Posts Tagged ‘Uilleam Blacker’

Conscience or complacency? Izabela Filipiak on Słobodzianek’s Our Class

Thursday, November 10th, 2011
Share

No exoneration: Polish production of “Nasza Klasa”

On July 10, 1941 in the Polish village of Jedwabne,  hundreds of Jews were herded into a barn, which a Polish mob then burned to the ground. The perpetrators of the massacre were not, as originally thought, the Nazis, but overwhelmingly neighbors.  This atrocity, largely uncovered by Jan Gross’s 2001 book Neighbors, is the subject of a controversial play by Tadeusz Słobodzianek‘s Nasza Klasa (Our Class).

I had not heard of the play, which was performed by the National Theatre in 2009 (you can read about it here and here and here) – not until the presentation by Paul Vickers of the University of Glasgow today at the University College of London’s conference on Polish Literature Since 1989.
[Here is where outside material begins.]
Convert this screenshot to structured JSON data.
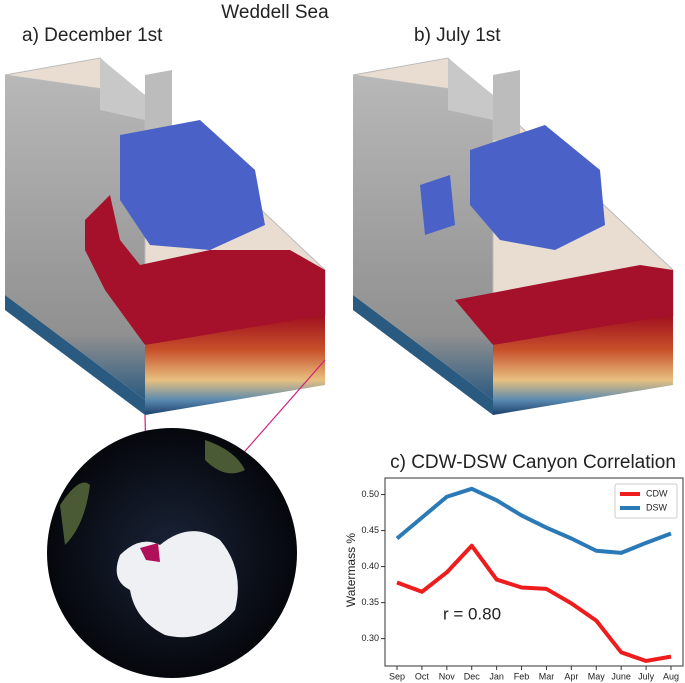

I hadn’t heard of novelist Izabela Filipiak, either – though she was educated at Mills College, she is unpublished in English.  The Gdańsk professor’s works were much discussed at the conference, and she was introduced as a prominent public intellectual as well as notable author.  Her remarks on the play brought to light some ambiguous issues about the portrayal of atrocities onstage or in films, especially as time passes and a new generation has lost the connective tissue that attaches them to recent history:

“Paul Vickers argues that Our Class contributes to ‘ongoing Polish efforts to confront the memory of ethnic Poles’ crimes against the Polish Jewish neighbors and classmates during World War II.’ … However, I also agree with a critic from Krytyka Polityczna, Witold Mrożek, who argues that since the contemporary Polish audience cannot identify with Polish characters from Our Class, the play does not facilitate such in-depth efforts.  Our Class is not their class, Mrożek says.  Polish theatergoers are more likely to identify with the children of Jewish merchants who dream about becoming teachers and movie stars, rather than with children of peasants who have no professional ambitions.  To Warsaw theatergoers these Polish characters are as alien as contemporary inhabitants of the so-called “Poland C.”  Anti-semitism thus becomes a peasant issue.  Evidently, it would suffice to educate our peasants, together with our clergy, in order to wipe out the anti-Semitism which sprouts from The Protocols of the Elders of Zion and other publications rooted in pseudo-scientific research … Wider European audiences are similarly put at ease; since Polish intellectual anti-Semitism was part of European intellectual anti-Semitism, we all become exonerated.  We have nothing in common with Polish peasants.”

Polish author with a California degree

I, too, am nervous about atrocities presented as the act of the other, who is not like us at all, rather than uncovering the roots of our individual, as well as collective, violence and cowardice and complicity.

Vickers responded,  “That’s not a problem with the text, it’s a problem with the kind of people who go to the theater.”  Which is also true.

These remarks of Filipiak’s also interested me, given my recent interest in the degree of allowable fabrication in creating drama from real-life people, in this case I was discussing the movie Anonymous):

“I am also wary about the way Słobodzianek presents the Polish-Jewish couple, the woman having converted to Christianity.  The couple’s history, which includes infanticide and infertility, exemplifies the old prejudice against intermarriage.  Transgressing one taboo starts them on a slipper slope and renders them infertile. I also wonder how the actual Polish-Jewish couple from Jebwabne felt about his rendition of their marriage.”

Said critic Charles Spencer: “It’s a remarkable and powerful play – but not one I would willingly sit through again.”

 

Postscript:  Uilleam Blacker of Cambridge offered this quotation today, from Przemysław Czapliński :  “…to be an inhabitant of any space today is to be aware that we exist on the pages of a palimpsest, that we walk in the footsteps of those who lived here before us, we write down our narrative in their narratives, we erase the signs of their existence, we add our own motifs to their motifs.”